Fixed the actual root cause instead of just masking it in tests:
1. Root Problem:
- C++ side's ZmqDistanceComputer creates ZMQ connections but doesn't clean them
- Python 3.9/3.13 are more sensitive to cleanup timing during shutdown
2. Core Fixes in SearcherBase and LeannSearcher:
- Added cleanup() method to BaseSearcher that cleans ZMQ and embedding server
- LeannSearcher.cleanup() now also handles ZMQ context cleanup
- Both HNSW and DiskANN searchers now properly delete C++ index objects
3. Backend-Specific Cleanup:
- HNSWSearcher.cleanup(): Deletes self.index to trigger C++ destructors
- DiskannSearcher.cleanup(): Deletes self._index and resets state
- Both force garbage collection after deletion
4. Test Infrastructure:
- Added auto_cleanup_searcher fixture for explicit resource management
- Global cleanup now more aggressive with ZMQ context destruction
This is the proper fix - cleaning up resources at the source, not just
working around the issue in tests. The hanging was caused by C++ side
ZMQ connections not being properly terminated when is_recompute=True.
Based on excellent analysis from user, implemented comprehensive fixes:
1. ZMQ Socket Cleanup:
- Set LINGER=0 on all ZMQ sockets (client and server)

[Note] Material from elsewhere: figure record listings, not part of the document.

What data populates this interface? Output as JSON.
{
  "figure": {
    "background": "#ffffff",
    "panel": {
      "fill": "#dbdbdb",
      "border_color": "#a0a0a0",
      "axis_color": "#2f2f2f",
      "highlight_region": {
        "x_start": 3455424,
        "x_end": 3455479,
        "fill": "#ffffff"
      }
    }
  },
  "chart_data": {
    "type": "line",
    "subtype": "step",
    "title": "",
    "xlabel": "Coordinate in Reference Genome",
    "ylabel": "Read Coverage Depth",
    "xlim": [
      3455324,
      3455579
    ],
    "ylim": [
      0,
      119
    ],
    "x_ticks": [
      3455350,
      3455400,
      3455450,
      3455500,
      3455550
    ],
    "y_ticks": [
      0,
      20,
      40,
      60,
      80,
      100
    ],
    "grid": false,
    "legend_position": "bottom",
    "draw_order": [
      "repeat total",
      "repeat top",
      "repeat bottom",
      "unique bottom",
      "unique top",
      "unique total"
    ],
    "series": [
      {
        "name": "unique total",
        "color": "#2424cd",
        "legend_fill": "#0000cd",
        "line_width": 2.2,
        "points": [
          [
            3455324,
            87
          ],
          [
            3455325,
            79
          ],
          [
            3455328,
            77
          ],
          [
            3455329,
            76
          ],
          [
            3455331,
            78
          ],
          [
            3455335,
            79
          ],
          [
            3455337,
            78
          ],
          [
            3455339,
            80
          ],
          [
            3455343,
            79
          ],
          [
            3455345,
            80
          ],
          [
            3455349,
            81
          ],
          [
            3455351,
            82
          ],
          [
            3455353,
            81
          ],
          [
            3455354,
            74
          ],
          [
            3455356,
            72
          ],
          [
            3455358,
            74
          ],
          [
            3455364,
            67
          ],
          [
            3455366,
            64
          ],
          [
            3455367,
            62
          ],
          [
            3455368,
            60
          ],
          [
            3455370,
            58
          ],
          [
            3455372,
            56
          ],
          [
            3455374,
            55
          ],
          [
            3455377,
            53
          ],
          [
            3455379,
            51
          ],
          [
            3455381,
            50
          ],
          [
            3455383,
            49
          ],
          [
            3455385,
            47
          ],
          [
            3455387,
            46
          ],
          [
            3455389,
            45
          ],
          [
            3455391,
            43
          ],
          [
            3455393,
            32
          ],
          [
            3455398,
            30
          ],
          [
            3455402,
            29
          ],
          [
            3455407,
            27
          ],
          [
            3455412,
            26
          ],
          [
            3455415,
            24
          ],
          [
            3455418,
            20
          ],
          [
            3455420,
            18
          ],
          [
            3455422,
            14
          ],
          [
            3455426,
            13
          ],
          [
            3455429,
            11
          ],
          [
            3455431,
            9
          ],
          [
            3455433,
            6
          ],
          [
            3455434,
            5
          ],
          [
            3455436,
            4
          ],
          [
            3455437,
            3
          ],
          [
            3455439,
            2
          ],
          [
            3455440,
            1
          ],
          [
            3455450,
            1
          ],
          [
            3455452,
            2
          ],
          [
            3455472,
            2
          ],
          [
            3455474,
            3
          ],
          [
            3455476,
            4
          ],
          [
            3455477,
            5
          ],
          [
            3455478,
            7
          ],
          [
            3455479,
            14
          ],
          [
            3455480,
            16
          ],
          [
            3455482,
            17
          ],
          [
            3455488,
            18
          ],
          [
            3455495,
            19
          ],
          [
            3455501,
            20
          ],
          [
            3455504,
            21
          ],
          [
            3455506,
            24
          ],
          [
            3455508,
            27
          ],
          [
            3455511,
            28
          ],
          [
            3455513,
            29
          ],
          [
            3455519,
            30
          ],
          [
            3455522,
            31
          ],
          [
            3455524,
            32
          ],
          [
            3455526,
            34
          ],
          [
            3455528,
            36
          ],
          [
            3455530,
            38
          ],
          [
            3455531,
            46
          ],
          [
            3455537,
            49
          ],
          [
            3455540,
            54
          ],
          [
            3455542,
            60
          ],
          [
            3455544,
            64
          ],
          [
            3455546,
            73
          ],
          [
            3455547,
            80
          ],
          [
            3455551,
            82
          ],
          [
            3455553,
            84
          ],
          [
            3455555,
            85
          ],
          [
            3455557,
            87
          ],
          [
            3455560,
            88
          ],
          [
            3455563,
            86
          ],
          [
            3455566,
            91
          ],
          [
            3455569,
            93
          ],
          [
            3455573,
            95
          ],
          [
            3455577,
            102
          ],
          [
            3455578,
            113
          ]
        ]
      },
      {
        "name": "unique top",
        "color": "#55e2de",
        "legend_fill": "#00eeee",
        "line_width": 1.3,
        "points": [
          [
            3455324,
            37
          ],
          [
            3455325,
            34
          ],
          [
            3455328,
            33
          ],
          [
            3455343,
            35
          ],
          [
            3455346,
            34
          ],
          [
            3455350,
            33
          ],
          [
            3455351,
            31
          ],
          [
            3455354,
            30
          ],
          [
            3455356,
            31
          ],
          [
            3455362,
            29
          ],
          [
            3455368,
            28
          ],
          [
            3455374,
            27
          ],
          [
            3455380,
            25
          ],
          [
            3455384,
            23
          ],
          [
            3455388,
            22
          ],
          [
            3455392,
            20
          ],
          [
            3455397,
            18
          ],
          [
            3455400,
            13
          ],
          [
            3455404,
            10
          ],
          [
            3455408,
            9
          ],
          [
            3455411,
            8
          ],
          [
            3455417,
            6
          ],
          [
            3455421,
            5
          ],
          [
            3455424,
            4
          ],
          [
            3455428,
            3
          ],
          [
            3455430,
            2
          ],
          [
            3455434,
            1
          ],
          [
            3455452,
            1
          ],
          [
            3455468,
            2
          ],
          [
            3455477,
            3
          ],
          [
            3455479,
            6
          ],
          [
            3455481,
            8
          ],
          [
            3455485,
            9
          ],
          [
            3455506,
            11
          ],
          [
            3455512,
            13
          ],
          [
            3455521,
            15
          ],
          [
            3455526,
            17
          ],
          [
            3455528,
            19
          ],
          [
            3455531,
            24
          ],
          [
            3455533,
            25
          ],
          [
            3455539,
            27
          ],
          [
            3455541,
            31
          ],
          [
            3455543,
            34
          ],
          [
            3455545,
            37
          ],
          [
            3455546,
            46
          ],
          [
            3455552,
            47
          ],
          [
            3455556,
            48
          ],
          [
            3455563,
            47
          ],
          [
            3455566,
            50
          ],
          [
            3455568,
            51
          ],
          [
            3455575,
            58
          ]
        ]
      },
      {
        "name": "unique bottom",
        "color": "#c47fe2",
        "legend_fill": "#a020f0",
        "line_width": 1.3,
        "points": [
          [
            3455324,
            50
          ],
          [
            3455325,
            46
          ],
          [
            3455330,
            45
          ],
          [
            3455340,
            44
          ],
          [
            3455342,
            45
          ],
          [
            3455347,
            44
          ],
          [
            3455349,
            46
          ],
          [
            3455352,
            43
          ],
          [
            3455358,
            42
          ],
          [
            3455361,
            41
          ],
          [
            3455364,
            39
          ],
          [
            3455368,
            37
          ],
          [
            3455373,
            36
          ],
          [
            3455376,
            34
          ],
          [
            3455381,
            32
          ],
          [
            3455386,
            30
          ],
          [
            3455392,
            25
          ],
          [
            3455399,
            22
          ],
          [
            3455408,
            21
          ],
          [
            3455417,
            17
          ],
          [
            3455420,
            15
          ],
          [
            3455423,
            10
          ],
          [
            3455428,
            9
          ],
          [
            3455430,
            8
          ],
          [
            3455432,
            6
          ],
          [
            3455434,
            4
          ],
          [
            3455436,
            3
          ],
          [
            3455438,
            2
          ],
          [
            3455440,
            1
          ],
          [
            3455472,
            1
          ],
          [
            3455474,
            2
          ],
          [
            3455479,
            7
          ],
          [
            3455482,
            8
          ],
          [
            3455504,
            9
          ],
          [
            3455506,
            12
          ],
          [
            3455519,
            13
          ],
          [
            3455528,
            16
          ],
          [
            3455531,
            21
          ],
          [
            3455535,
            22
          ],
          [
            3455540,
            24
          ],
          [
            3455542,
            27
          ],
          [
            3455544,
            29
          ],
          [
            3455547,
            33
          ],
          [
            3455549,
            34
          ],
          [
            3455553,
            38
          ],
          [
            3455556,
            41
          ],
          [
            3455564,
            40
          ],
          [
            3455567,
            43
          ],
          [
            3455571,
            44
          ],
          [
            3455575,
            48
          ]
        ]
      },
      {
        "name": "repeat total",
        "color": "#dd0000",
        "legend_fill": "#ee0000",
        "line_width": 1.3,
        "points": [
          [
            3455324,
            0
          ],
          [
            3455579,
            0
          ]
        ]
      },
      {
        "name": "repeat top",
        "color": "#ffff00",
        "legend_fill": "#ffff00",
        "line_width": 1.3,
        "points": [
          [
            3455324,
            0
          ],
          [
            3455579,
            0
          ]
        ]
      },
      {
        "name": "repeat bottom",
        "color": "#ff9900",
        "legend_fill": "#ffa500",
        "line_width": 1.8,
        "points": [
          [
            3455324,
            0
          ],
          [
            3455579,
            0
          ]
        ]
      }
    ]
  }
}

- Use try-finally blocks to ensure socket.close() and context.term()
- Prevents blocking on exit when ZMQ contexts have pending operations
2. Global Test Cleanup:
- Added tests/conftest.py with session-scoped cleanup fixture
- Cleans up leftover ZMQ contexts and child processes after all tests
- Lists remaining threads for debugging
3. CI Improvements:
- Apply timeout to ALL Python versions on Linux (not just 3.13)
- Increased timeout to 180s for better reliability
- Added process cleanup (pkill) on timeout
4. Dependencies:
- Added psutil>=5.9.0 to test dependencies for process management
Root cause: Python 3.9/3.13 are more sensitive to cleanup timing during
interpreter shutdown. ZMQ's default LINGER=-1 was blocking exit, and
atexit handlers were unreliable for cleanup.
This should resolve the 'all tests pass but CI hangs' issue.